1996年に監督に就任。2009年度の大学選手権初制覇から退任した21年度までに優勝10度と、帝京大を国内屈指の強豪に鍛え上げた指揮官から、昨年12月にこんな話を聞いた。
「夏の最後の最後ね。主将の青木(恵斗、4年=桐蔭学園)が『先生、今年はグラウンドに来てくれないんですか』と言ってきた。そこから、ちょっとやり始めたよ」
1歩引いた立ち位置で、後任の相馬朋和監督を支える岩出顧問だが、20年以上に渡りチームを強豪校、常勝軍団に鍛え上げてきた歴戦の名将としての勝負勘は健在だ。後任を託した相馬監督のチーム作り、指揮ぶりを尊重しながらも、夏合宿で早稲田に完敗した直後のチームに、自身の経験値、勝つためのノウハウを段階的に落とし込み始めた。とはいえ、大学のラグビー部の運営、組織としての繊細さやバランスの難しさも熟知するベテラン指導者は、自分からの内政干渉は考えていない。
「勝手にしゃしゃり出ても、迷惑だよね。話を聞く気もないでしょう。選手、チームが本当に何かを求めている時にサポートするのが大事だから」
実績、経験豊富な前監督が前面に出過ぎてしまえば、まだ大学指導者としての経験値を積み上げている相馬監督を中心とした組織のバランスが崩れてしまう。そこを配慮しながら、自身の経験値をチームに伝えていった。詳細は語らないが、宿敵に完敗したチームを、勝てるチームに変えるためには何が必要かというアイデアは、熟練指導者の引き出しに詰まっている。日本代表PRだった相馬監督も交えてスクラムを整備し、チームの伝統でもある厳しいタックル、そしてライン攻撃の精度アップと、勝つために必要なエリアを1つ1つ段階的に磨き上げる作業が始まった。

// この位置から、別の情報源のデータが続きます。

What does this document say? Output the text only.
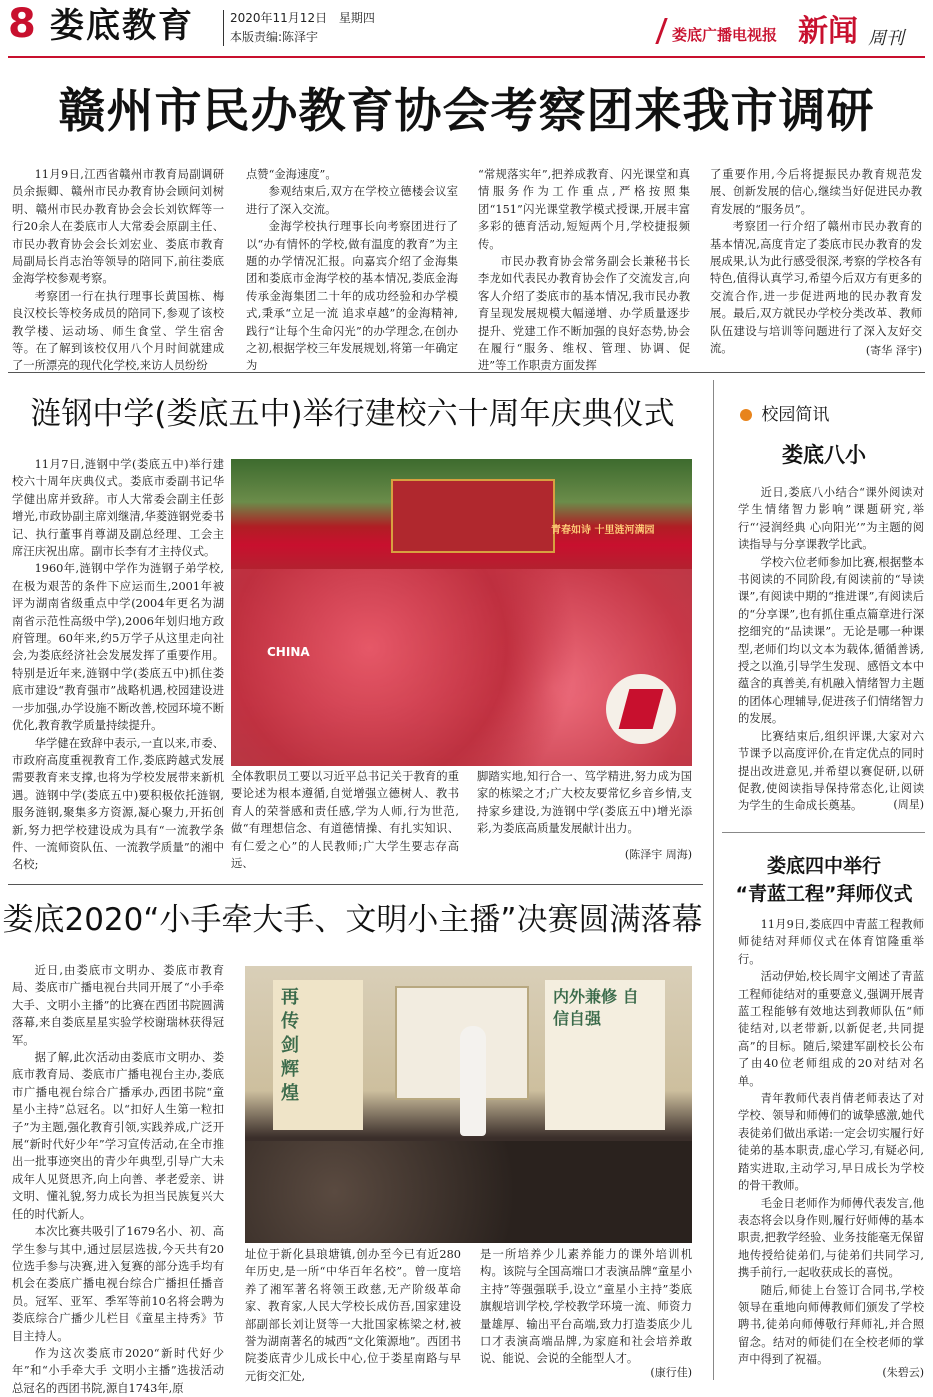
8 娄底教育	2020年11月12日 星期四
本版责编:陈泽宇	娄底广播电视报 新闻 周刊
赣州市民办教育协会考察团来我市调研

11月9日,江西省赣州市教育局副调研员余振卿、赣州市民办教育协会顾问刘树明、赣州市民办教育协会会长刘钦辉等一行20余人在娄底市人大常委会原副主任、市民办教育协会会长刘宏业、娄底市教育局副局长肖志治等领导的陪同下,前往娄底金海学校参观考察。

考察团一行在执行理事长黄国栋、梅良汉校长等校务成员的陪同下,参观了该校教学楼、运动场、师生食堂、学生宿舍等。在了解到该校仅用八个月时间就建成了一所漂亮的现代化学校,来访人员纷纷

点赞“金海速度”。

参观结束后,双方在学校立德楼会议室进行了深入交流。

金海学校执行理事长向考察团进行了以“办有情怀的学校,做有温度的教育”为主题的办学情况汇报。向嘉宾介绍了金海集团和娄底市金海学校的基本情况,娄底金海传承金海集团二十年的成功经验和办学模式,秉承“立足一流 追求卓越”的金海精神,践行“让每个生命闪光”的办学理念,在创办之初,根据学校三年发展规划,将第一年确定为

“常规落实年”,把养成教育、闪光课堂和真情服务作为工作重点,严格按照集团“151”闪光课堂教学模式授课,开展丰富多彩的德育活动,短短两个月,学校捷报频传。

市民办教育协会常务副会长兼秘书长李龙如代表民办教育协会作了交流发言,向客人介绍了娄底市的基本情况,我市民办教育呈现发展规模大幅递增、办学质量逐步提升、党建工作不断加强的良好态势,协会在履行“服务、维权、管理、协调、促进”等工作职责方面发挥

了重要作用,今后将提振民办教育规范发展、创新发展的信心,继续当好促进民办教育发展的“服务员”。

考察团一行介绍了赣州市民办教育的基本情况,高度肯定了娄底市民办教育的发展成果,认为此行感受很深,考察的学校各有特色,值得认真学习,希望今后双方有更多的交流合作,进一步促进两地的民办教育发展。最后,双方就民办学校分类改革、教师队伍建设与培训等问题进行了深入友好交流。	(寄华 泽宇)
涟钢中学(娄底五中)举行建校六十周年庆典仪式

11月7日,涟钢中学(娄底五中)举行建校六十周年庆典仪式。娄底市委副书记华学健出席并致辞。市人大常委会副主任彭增光,市政协副主席刘继清,华菱涟钢党委书记、执行董事肖尊湖及副总经理、工会主席汪庆祝出席。副市长李有才主持仪式。

1960年,涟钢中学作为涟钢子弟学校,在极为艰苦的条件下应运而生,2001年被评为湖南省级重点中学(2004年更名为湖南省示范性高级中学),2006年划归地方政府管理。60年来,约5万学子从这里走向社会,为娄底经济社会发展发挥了重要作用。特别是近年来,涟钢中学(娄底五中)抓住娄底市建设“教育强市”战略机遇,校园建设进一步加强,办学设施不断改善,校园环境不断优化,教育教学质量持续提升。

华学健在致辞中表示,一直以来,市委、市政府高度重视教育工作,娄底跨越式发展需要教育来支撑,也将为学校发展带来新机遇。涟钢中学(娄底五中)要积极依托涟钢,服务涟钢,聚集多方资源,凝心聚力,开拓创新,努力把学校建设成为具有“一流教学条件、一流师资队伍、一流教学质量”的湘中名校;

青春如诗 十里涟河满园
CHINA

全体教职员工要以习近平总书记关于教育的重要论述为根本遵循,自觉增强立德树人、教书育人的荣誉感和责任感,学为人师,行为世范,做“有理想信念、有道德情操、有扎实知识、有仁爱之心”的人民教师;广大学生要志存高远、

脚踏实地,知行合一、笃学精进,努力成为国家的栋梁之才;广大校友要常忆乡音乡情,支持家乡建设,为涟钢中学(娄底五中)增光添彩,为娄底高质量发展献计出力。

(陈泽宇 周海)
娄底2020“小手牵大手、文明小主播”决赛圆满落幕

近日,由娄底市文明办、娄底市教育局、娄底市广播电视台共同开展了“小手牵大手、文明小主播”的比赛在西团书院圆满落幕,来自娄底星星实验学校谢瑞林获得冠军。

据了解,此次活动由娄底市文明办、娄底市教育局、娄底市广播电视台主办,娄底市广播电视台综合广播承办,西团书院“童星小主持”总冠名。以“扣好人生第一粒扣子”为主题,强化教育引领,实践养成,广泛开展“新时代好少年”学习宣传活动,在全市推出一批事迹突出的青少年典型,引导广大未成年人见贤思齐,向上向善、孝老爱亲、讲文明、懂礼貌,努力成长为担当民族复兴大任的时代新人。

本次比赛共吸引了1679名小、初、高学生参与其中,通过层层选拔,今天共有20位选手参与决赛,进入复赛的部分选手均有机会在娄底广播电视台综合广播担任播音员。冠军、亚军、季军等前10名将会聘为娄底综合广播少儿栏目《童星主持秀》节目主持人。

作为这次娄底市2020“新时代好少年”和“小手牵大手 文明小主播”选拔活动总冠名的西团书院,源自1743年,原

再传剑辉煌
内外兼修 自信自强

址位于新化县琅塘镇,创办至今已有近280年历史,是一所“中华百年名校”。曾一度培养了湘军著名将领王政慈,无产阶级革命家、教育家,人民大学校长成仿吾,国家建设部副部长刘让贤等一大批国家栋梁之材,被誉为湖南著名的城西“文化策源地”。西团书院娄底青少儿成长中心,位于娄星南路与早元街交汇处,

是一所培养少儿素养能力的课外培训机构。该院与全国高端口才表演品牌“童星小主持”等强强联手,设立“童星小主持”娄底旗舰培训学校,学校教学环境一流、师资力量雄厚、输出平台高端,致力打造娄底少儿口才表演高端品牌,为家庭和社会培养敢说、能说、会说的全能型人才。

(康行佳)
校园简讯
娄底八小

近日,娄底八小结合“课外阅读对学生情绪智力影响”课题研究,举行“‘浸润经典 心向阳光’”为主题的阅读指导与分享课教学比武。

学校六位老师参加比赛,根据整本书阅读的不同阶段,有阅读前的“导读课”,有阅读中期的“推进课”,有阅读后的“分享课”,也有抓住重点篇章进行深挖细究的“品读课”。无论是哪一种课型,老师们均以文本为载体,循循善诱,授之以渔,引导学生发现、感悟文本中蕴含的真善美,有机融入情绪智力主题的团体心理辅导,促进孩子们情绪智力的发展。

比赛结束后,组织评课,大家对六节课予以高度评价,在肯定优点的同时提出改进意见,并希望以赛促研,以研促教,使阅读指导保持常态化,让阅读为学生的生命成长奠基。	(周星)
娄底四中举行
“青蓝工程”拜师仪式

11月9日,娄底四中青蓝工程教师师徒结对拜师仪式在体育馆隆重举行。

活动伊始,校长周宇文阐述了青蓝工程师徒结对的重要意义,强调开展青蓝工程能够有效地达到教师队伍“师徒结对,以老带新,以新促老,共同提高”的目标。随后,梁建军副校长公布了由40位老师组成的20对结对名单。

青年教师代表肖倩老师表达了对学校、领导和师傅们的诚挚感激,她代表徒弟们做出承诺:一定会切实履行好徒弟的基本职责,虚心学习,有疑必问,踏实进取,主动学习,早日成长为学校的骨干教师。

毛金日老师作为师傅代表发言,他表态将会以身作则,履行好师傅的基本职责,把教学经验、业务技能毫无保留地传授给徒弟们,与徒弟们共同学习,携手前行,一起收获成长的喜悦。

随后,师徒上台签订合同书,学校领导在重地向师傅教师们颁发了学校聘书,徒弟向师傅敬行拜师礼,并合照留念。结对的师徒们在全校老师的掌声中得到了祝福。

(朱碧云)
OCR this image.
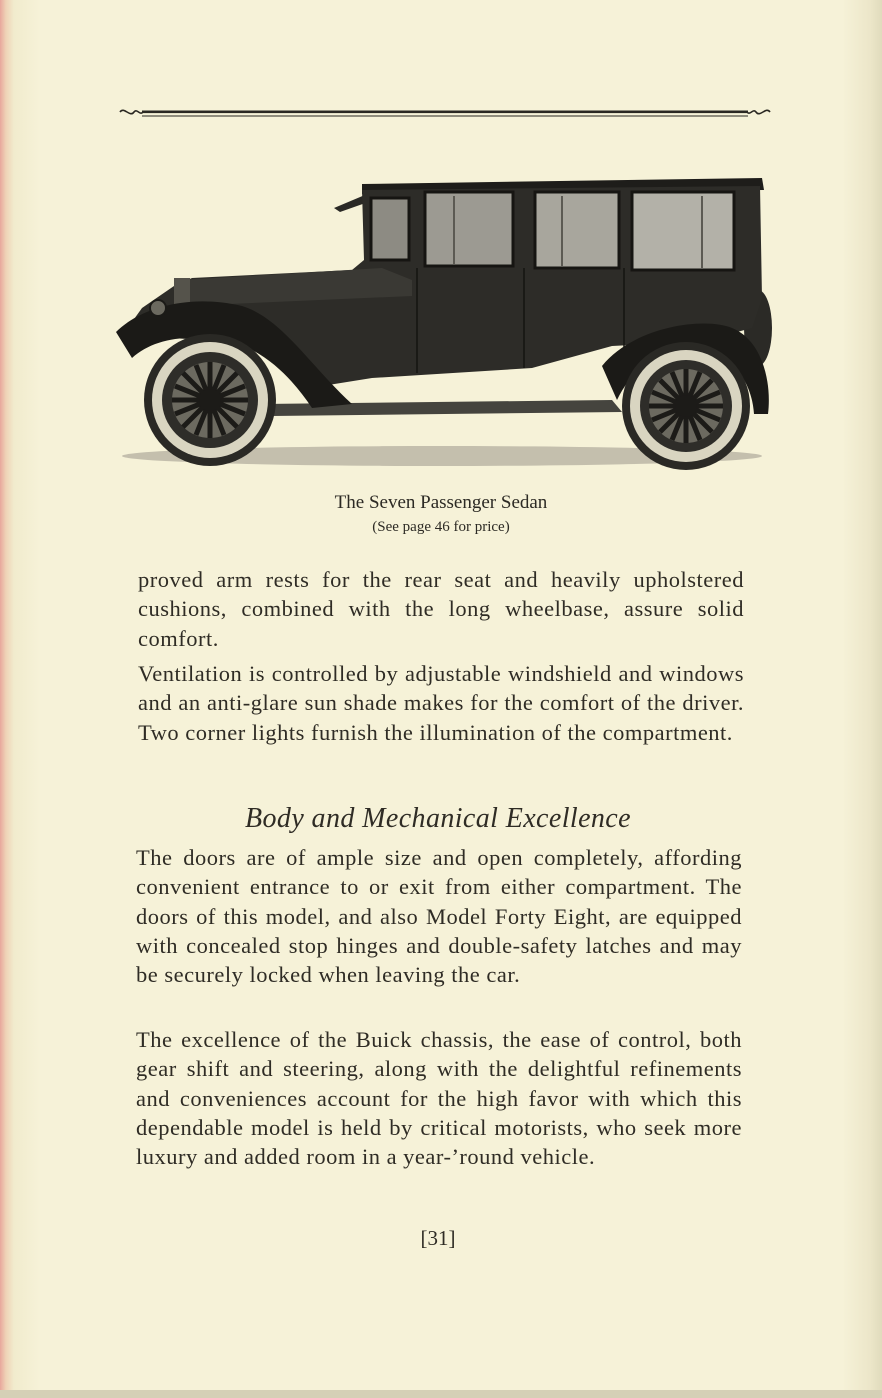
The Seven Passenger Sedan
(See page 46 for price)

proved arm rests for the rear seat and heavily upholstered cushions, combined with the long wheelbase, assure solid comfort.

Ventilation is controlled by adjustable windshield and windows and an anti-glare sun shade makes for the comfort of the driver. Two corner lights furnish the illumination of the compartment.

Body and Mechanical Excellence

The doors are of ample size and open completely, affording convenient entrance to or exit from either compartment. The doors of this model, and also Model Forty Eight, are equipped with concealed stop hinges and double-safety latches and may be securely locked when leaving the car.

The excellence of the Buick chassis, the ease of control, both gear shift and steering, along with the delightful refinements and conveniences account for the high favor with which this dependable model is held by critical motorists, who seek more luxury and added room in a year-’round vehicle.

[31]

対抗戦での再戦は夏以上の失点で敗れたが、戦える選手層がようやく整いつつある段階だった。この試合で不動の指令塔と位置付けられたSO本橋尭也(2年=京都成章)が、ぶっつけ本番ながら怪我から復帰。他のメンバーもまだ入れ替わりを繰り返しながらシーズンを進めていた。この時の両校の先発メンバーを大学選手権決勝と比べても、早稲田が1人も変わっていないのに対して、帝京は半数以上の7人を入れ替えている。勝者がメンバーを替えずに、敗者が手を入れるのはセオリーでもあるが、ベスト布陣でシーズンを駆け抜けようとした早稲田に対して、シーズンを追う毎にチームを熟成させてきた帝京のチーム戦略が浮かび上がる。
そのメンバーを見ると、フィールディング、アタック能力のあるFB小村真也(4年=ハミルトンボーイズ高)、U20日本代表主将も務めたSO/CTB大町佳生(3年=長崎北陽台)ら秋の対戦で欠場、控えに回っていたメンバーが先発に復帰。夏秋と重圧を受けたスクラムも、「真っ新な状態でレフェリーにもみていただける」と控えだったPR梅田海星(4年=秋田工)、HO知念優来(4年=常翔学園)を先発に起用。決勝戦開始2分のファーストスクラムで、アングルを掛けて組んでくる早稲田からPKを奪い獲り、その後も何度も反則を犯させた。
早稲田・大田尾竜彦監督の「(帝京大は)小村君が入ったことで、チームがすごく安定したと思う。それにより森山君らが本来のポテンシャルを出して、足を止め切れなかった」、HO佐藤健次主将(4年=桐蔭学園)の「最初のスクラムで逆にペナルティーを取っていたら自分たちの試合に出来たと思うし、僕の責任かなと思う」というコメントに、誤算の悔しさが滲んだ。